The title format is standardized as bug(agents): [agent-name] - brief description.

This rule is not for routine coding bugs or runtime failures. It exists so the repository can improve its agent instructions when those instructions produce incorrect or misleading behavior.

Note: Built-in Claude Code agents are explicitly out of scope for this rule. It only applies to custom agents defined in this repository.

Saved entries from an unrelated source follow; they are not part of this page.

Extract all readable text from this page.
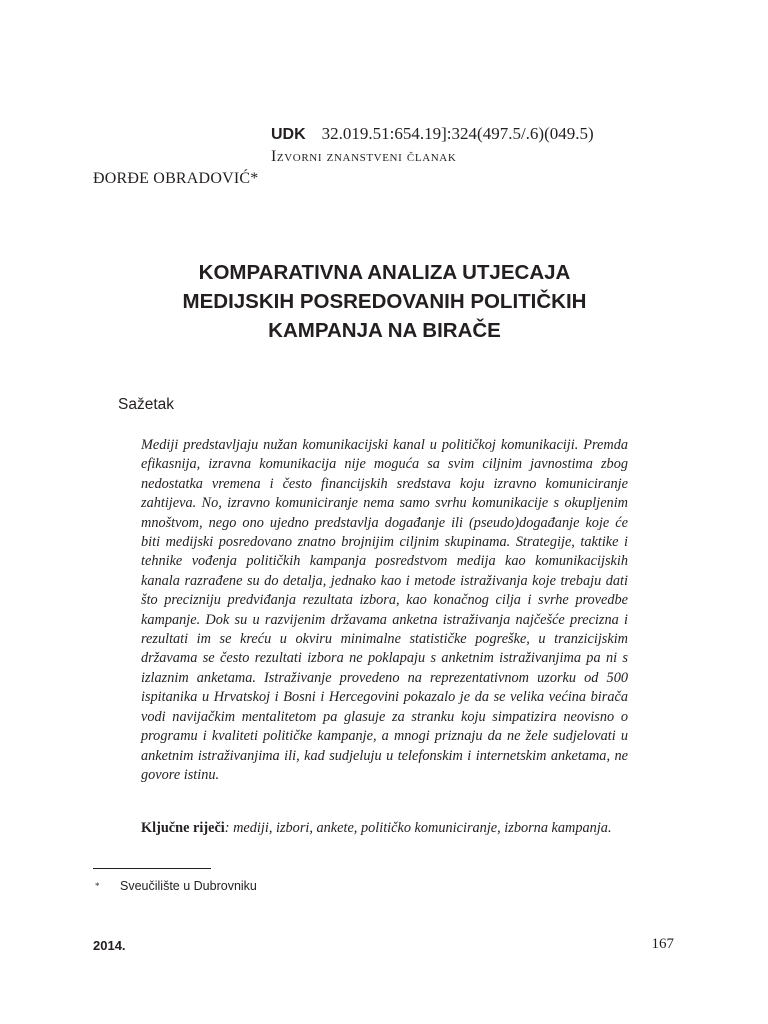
UDK 32.019.51:654.19]:324(497.5/.6)(049.5)
Izvorni znanstveni članak
ĐORĐE OBRADOVIĆ*
KOMPARATIVNA ANALIZA UTJECAJA
MEDIJSKIH POSREDOVANIH POLITIČKIH
KAMPANJA NA BIRAČE
Sažetak
Mediji predstavljaju nužan komunikacijski kanal u političkoj komunikaciji. Premda efikasnija, izravna komunikacija nije moguća sa svim ciljnim javnostima zbog nedostatka vremena i često financijskih sredstava koju izravno komuniciranje zahtijeva. No, izravno komuniciranje nema samo svrhu komunikacije s okupljenim mnoštvom, nego ono ujedno predstavlja događanje ili (pseudo)događanje koje će biti medijski posredovano znatno brojnijim ciljnim skupinama. Strategije, taktike i tehnike vođenja političkih kampanja posredstvom medija kao komunikacijskih kanala razrađene su do detalja, jednako kao i metode istraživanja koje trebaju dati što precizniju predviđanja rezultata izbora, kao konačnog cilja i svrhe provedbe kampanje. Dok su u razvijenim državama anketna istraživanja najčešće precizna i rezultati im se kreću u okviru minimalne statističke pogreške, u tranzicijskim državama se često rezultati izbora ne poklapaju s anketnim istraživanjima pa ni s izlaznim anketama. Istraživanje provedeno na reprezentativnom uzorku od 500 ispitanika u Hrvatskoj i Bosni i Hercegovini pokazalo je da se velika većina birača vodi navijačkim mentalitetom pa glasuje za stranku koju simpatizira neovisno o programu i kvaliteti političke kampanje, a mnogi priznaju da ne žele sudjelovati u anketnim istraživanjima ili, kad sudjeluju u telefonskim i internetskim anketama, ne govore istinu.
Ključne riječi: mediji, izbori, ankete, političko komuniciranje, izborna kampanja.
* Sveučilište u Dubrovniku
2014.	167
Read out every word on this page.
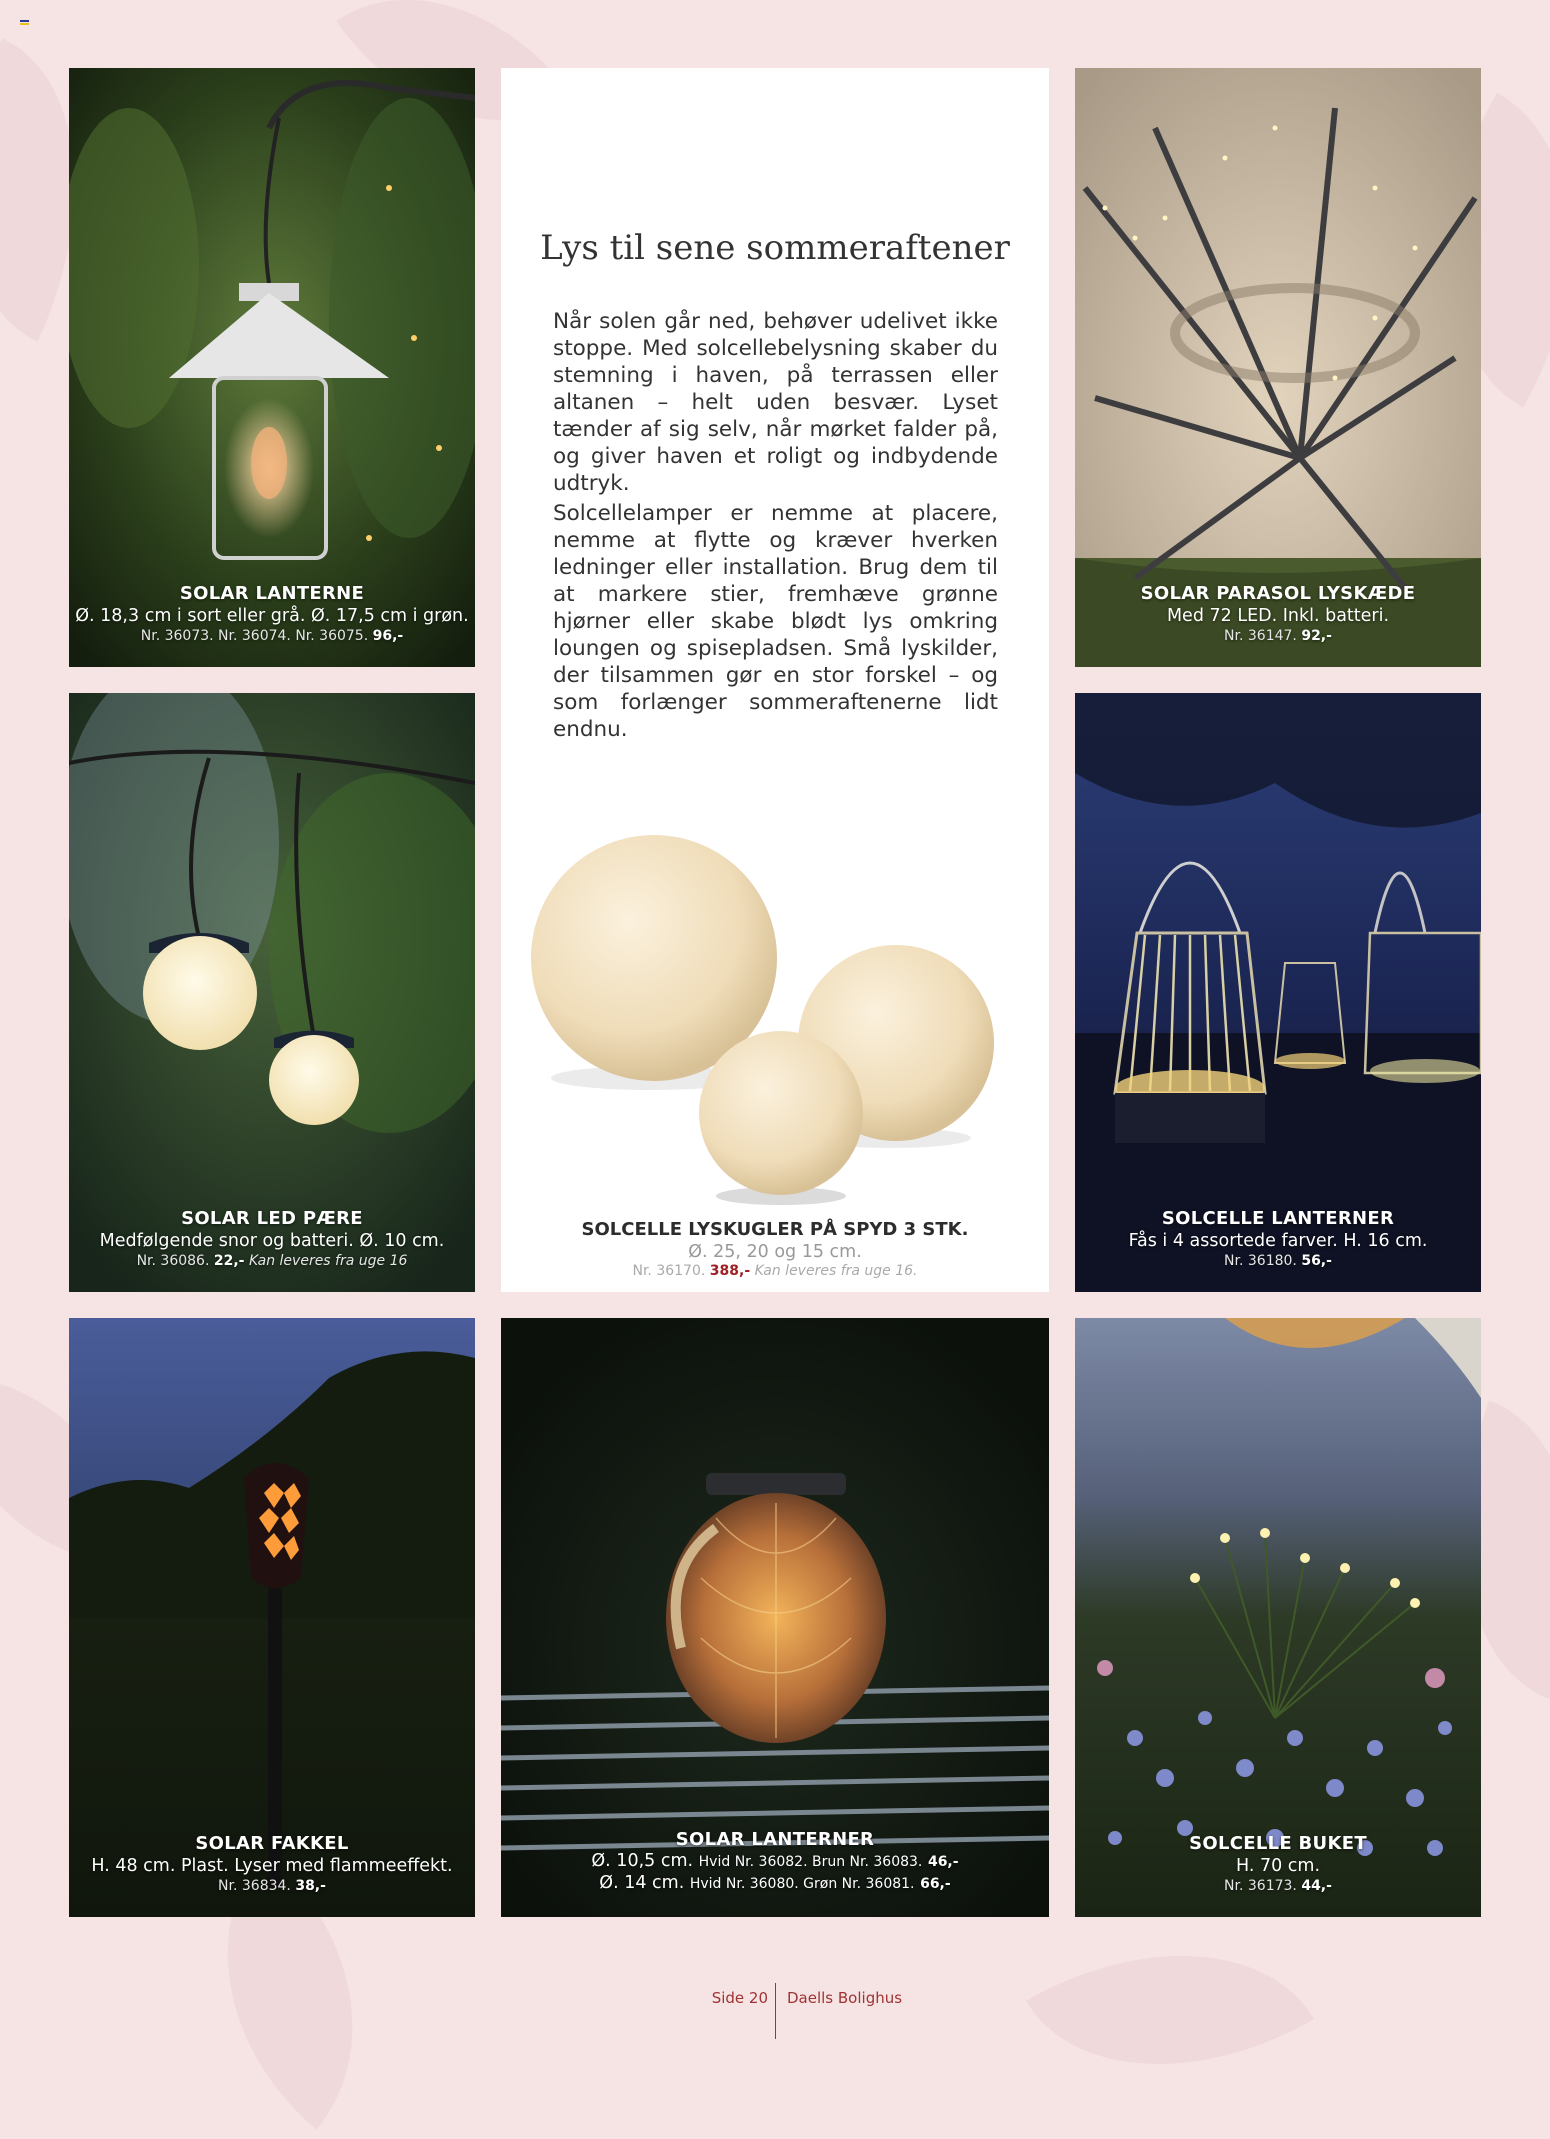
SOLAR LANTERNE
Ø. 18,3 cm i sort eller grå. Ø. 17,5 cm i grøn.
Nr. 36073. Nr. 36074. Nr. 36075. 96,-
Lys til sene sommeraftener

Når solen går ned, behøver udelivet ikke stoppe. Med solcellebelysning skaber du stemning i haven, på terrassen eller altanen – helt uden besvær. Lyset tænder af sig selv, når mørket falder på, og giver haven et roligt og indbydende udtryk.

Solcellelamper er nemme at placere, nemme at flytte og kræver hverken ledninger eller installation. Brug dem til at markere stier, fremhæve grønne hjørner eller skabe blødt lys omkring loungen og spisepladsen. Små lyskilder, der tilsammen gør en stor forskel – og som forlænger sommeraftenerne lidt endnu.

SOLCELLE LYSKUGLER PÅ SPYD 3 STK.
Ø. 25, 20 og 15 cm.
Nr. 36170. 388,- Kan leveres fra uge 16.
SOLAR PARASOL LYSKÆDE
Med 72 LED. Inkl. batteri.
Nr. 36147. 92,-
SOLAR LED PÆRE
Medfølgende snor og batteri. Ø. 10 cm.
Nr. 36086. 22,- Kan leveres fra uge 16
SOLCELLE LANTERNER
Fås i 4 assortede farver. H. 16 cm.
Nr. 36180. 56,-
SOLAR FAKKEL
H. 48 cm. Plast. Lyser med flammeeffekt.
Nr. 36834. 38,-
SOLAR LANTERNER
Ø. 10,5 cm. Hvid Nr. 36082. Brun Nr. 36083. 46,-
Ø. 14 cm. Hvid Nr. 36080. Grøn Nr. 36081. 66,-
SOLCELLE BUKET
H. 70 cm.
Nr. 36173. 44,-
Side 20 Daells Bolighus
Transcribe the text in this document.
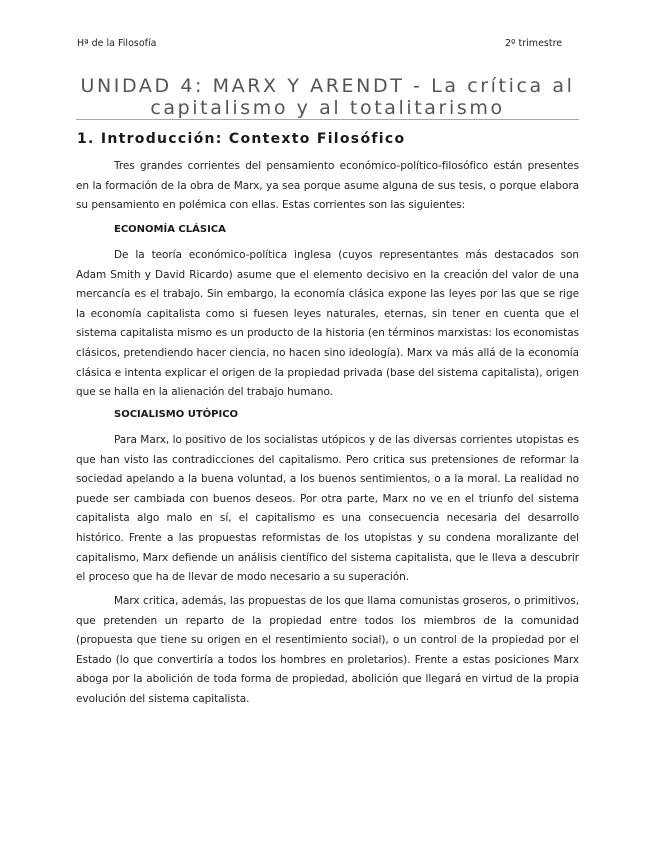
Hª de la Filosofía	2º trimestre
UNIDAD 4: MARX Y ARENDT - La crítica al capitalismo y al totalitarismo
1. Introducción: Contexto Filosófico

Tres grandes corrientes del pensamiento económico-político-filosófico están presentes en la formación de la obra de Marx, ya sea porque asume alguna de sus tesis, o porque elabora su pensamiento en polémica con ellas. Estas corrientes son las siguientes:

ECONOMÍA CLÁSICA

De la teoría económico-política inglesa (cuyos representantes más destacados son Adam Smith y David Ricardo) asume que el elemento decisivo en la creación del valor de una mercancía es el trabajo. Sin embargo, la economía clásica expone las leyes por las que se rige la economía capitalista como si fuesen leyes naturales, eternas, sin tener en cuenta que el sistema capitalista mismo es un producto de la historia (en términos marxistas: los economistas clásicos, pretendiendo hacer ciencia, no hacen sino ideología). Marx va más allá de la economía clásica e intenta explicar el origen de la propiedad privada (base del sistema capitalista), origen que se halla en la alienación del trabajo humano.

SOCIALISMO UTÓPICO

Para Marx, lo positivo de los socialistas utópicos y de las diversas corrientes utopistas es que han visto las contradicciones del capitalismo. Pero critica sus pretensiones de reformar la sociedad apelando a la buena voluntad, a los buenos sentimientos, o a la moral. La realidad no puede ser cambiada con buenos deseos. Por otra parte, Marx no ve en el triunfo del sistema capitalista algo malo en sí, el capitalismo es una consecuencia necesaria del desarrollo histórico. Frente a las propuestas reformistas de los utopistas y su condena moralizante del capitalismo, Marx defiende un análisis científico del sistema capitalista, que le lleva a descubrir el proceso que ha de llevar de modo necesario a su superación.

Marx critica, además, las propuestas de los que llama comunistas groseros, o primitivos, que pretenden un reparto de la propiedad entre todos los miembros de la comunidad (propuesta que tiene su origen en el resentimiento social), o un control de la propiedad por el Estado (lo que convertiría a todos los hombres en proletarios). Frente a estas posiciones Marx aboga por la abolición de toda forma de propiedad, abolición que llegará en virtud de la propia evolución del sistema capitalista.
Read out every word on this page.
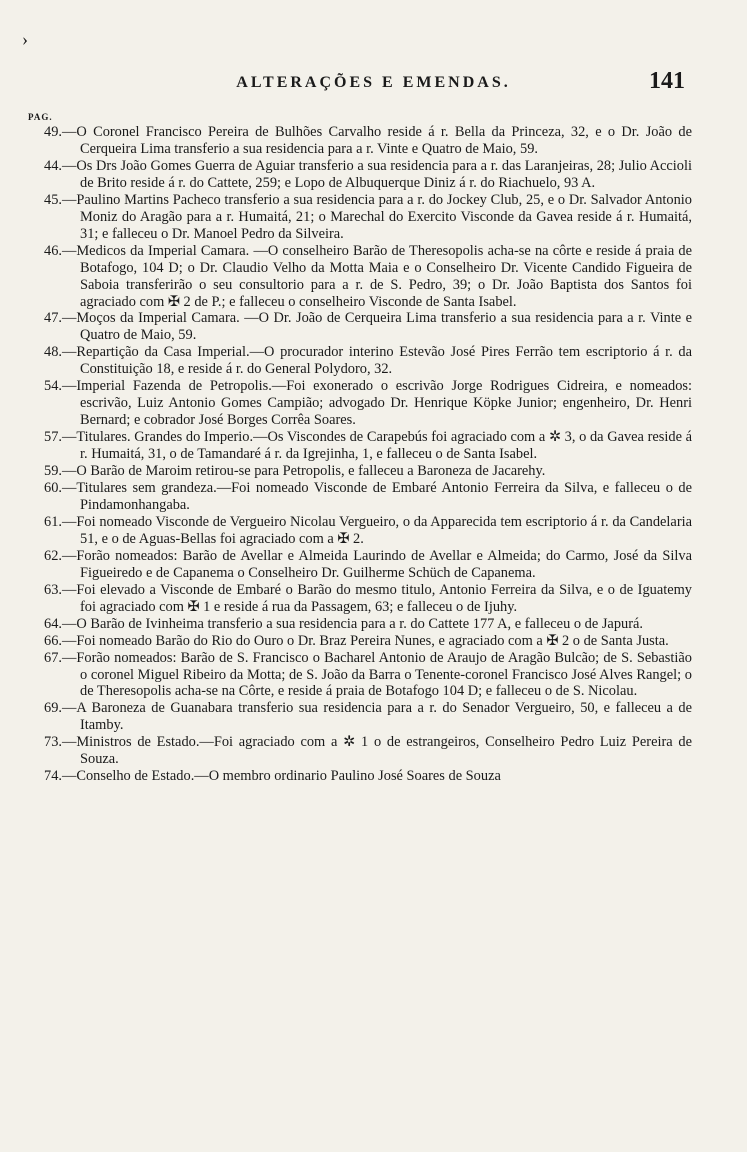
›
ALTERAÇÕES E EMENDAS.	141
PAG.
49.—O Coronel Francisco Pereira de Bulhões Carvalho reside á r. Bella da Princeza, 32, e o Dr. João de Cerqueira Lima transferio a sua residencia para a r. Vinte e Quatro de Maio, 59.
44.—Os Drs João Gomes Guerra de Aguiar transferio a sua residencia para a r. das Laranjeiras, 28; Julio Accioli de Brito reside á r. do Cattete, 259; e Lopo de Albuquerque Diniz á r. do Riachuelo, 93 A.
45.—Paulino Martins Pacheco transferio a sua residencia para a r. do Jockey Club, 25, e o Dr. Salvador Antonio Moniz do Aragão para a r. Humaitá, 21; o Marechal do Exercito Visconde da Gavea reside á r. Humaitá, 31; e falleceu o Dr. Manoel Pedro da Silveira.
46.—Medicos da Imperial Camara. —O conselheiro Barão de Theresopolis acha-se na côrte e reside á praia de Botafogo, 104 D; o Dr. Claudio Velho da Motta Maia e o Conselheiro Dr. Vicente Candido Figueira de Saboia transferirão o seu consultorio para a r. de S. Pedro, 39; o Dr. João Baptista dos Santos foi agraciado com ✠ 2 de P.; e falleceu o conselheiro Visconde de Santa Isabel.
47.—Moços da Imperial Camara. —O Dr. João de Cerqueira Lima transferio a sua residencia para a r. Vinte e Quatro de Maio, 59.
48.—Repartição da Casa Imperial.—O procurador interino Estevão José Pires Ferrão tem escriptorio á r. da Constituição 18, e reside á r. do General Polydoro, 32.
54.—Imperial Fazenda de Petropolis.—Foi exonerado o escrivão Jorge Rodrigues Cidreira, e nomeados: escrivão, Luiz Antonio Gomes Campião; advogado Dr. Henrique Köpke Junior; engenheiro, Dr. Henri Bernard; e cobrador José Borges Corrêa Soares.
57.—Titulares. Grandes do Imperio.—Os Viscondes de Carapebús foi agraciado com a ✲ 3, o da Gavea reside á r. Humaitá, 31, o de Tamandaré á r. da Igrejinha, 1, e falleceu o de Santa Isabel.
59.—O Barão de Maroim retirou-se para Petropolis, e falleceu a Baroneza de Jacarehy.
60.—Titulares sem grandeza.—Foi nomeado Visconde de Embaré Antonio Ferreira da Silva, e falleceu o de Pindamonhangaba.
61.—Foi nomeado Visconde de Vergueiro Nicolau Vergueiro, o da Apparecida tem escriptorio á r. da Candelaria 51, e o de Aguas-Bellas foi agraciado com a ✠ 2.
62.—Forão nomeados: Barão de Avellar e Almeida Laurindo de Avellar e Almeida; do Carmo, José da Silva Figueiredo e de Capanema o Conselheiro Dr. Guilherme Schüch de Capanema.
63.—Foi elevado a Visconde de Embaré o Barão do mesmo titulo, Antonio Ferreira da Silva, e o de Iguatemy foi agraciado com ✠ 1 e reside á rua da Passagem, 63; e falleceu o de Ijuhy.
64.—O Barão de Ivinheima transferio a sua residencia para a r. do Cattete 177 A, e falleceu o de Japurá.
66.—Foi nomeado Barão do Rio do Ouro o Dr. Braz Pereira Nunes, e agraciado com a ✠ 2 o de Santa Justa.
67.—Forão nomeados: Barão de S. Francisco o Bacharel Antonio de Araujo de Aragão Bulcão; de S. Sebastião o coronel Miguel Ribeiro da Motta; de S. João da Barra o Tenente-coronel Francisco José Alves Rangel; o de Theresopolis acha-se na Côrte, e reside á praia de Botafogo 104 D; e falleceu o de S. Nicolau.
69.—A Baroneza de Guanabara transferio sua residencia para a r. do Senador Vergueiro, 50, e falleceu a de Itamby.
73.—Ministros de Estado.—Foi agraciado com a ✲ 1 o de estrangeiros, Conselheiro Pedro Luiz Pereira de Souza.
74.—Conselho de Estado.—O membro ordinario Paulino José Soares de Souza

Although this page focuses on orchestration behavior, rules/20-code-review-loop.md sits alongside these rules and matters in day-to-day use.

After any code change, it requires:

  • All three review agents to run in parallel
  • Findings to be merged and deduplicated
  • Tests to run after review is clean
  • The loop to repeat until both review and tests pass

scripts/session-start-check.sh treats the three review plugins as critical prerequisites: pr-review-toolkit, superpowers, and feature-dev.

Setup And Verification

This repository verifies the runtime pieces locally rather than through an in-repo GitHub Actions workflow.

A few practical points matter here:

  • scripts/session-start-check.sh runs at session start and checks for tools such as uv, gh, jq, gawk, prek, and mcpl, plus required review plugins.
  • The startup check is advisory, not blocking: it reports problems but exits successfully.
  • tests/test_rule_enforcer.py and tests/test_git_protection.py cover the main enforcement hooks.
  • tox.toml runs the test suite through uv.

From tox.toml:

skipsdist = true
envlist = ["unittests"]

[env.unittests]
description = "Run pytest tests"
deps = ["uv"]
commands = [["uv", "run", "--group", "tests", "pytest", "tests"]]

Warning: No .github/ workflow is present in this repository, so the rule and hook behavior shown here is validated through local hooks and local tests, not an in-repo CI pipeline.

Tip: If setup problems appear at session start, install uv first. It is the foundation for the Python-based hooks and the local test runner.

If You Extend This Configuration

Two repository conventions are easy to miss:

  • rules/, scripts/, agents/, and plugins/ are tracked through a whitelist-style .gitignore. New shared files in those directories must be whitelisted there or they will remain ignored.
  • New hook scripts should be added to both permissions.allow and allowedTools in settings.json.

That keeps the orchestrator rules understandable at the policy level and predictable at runtime.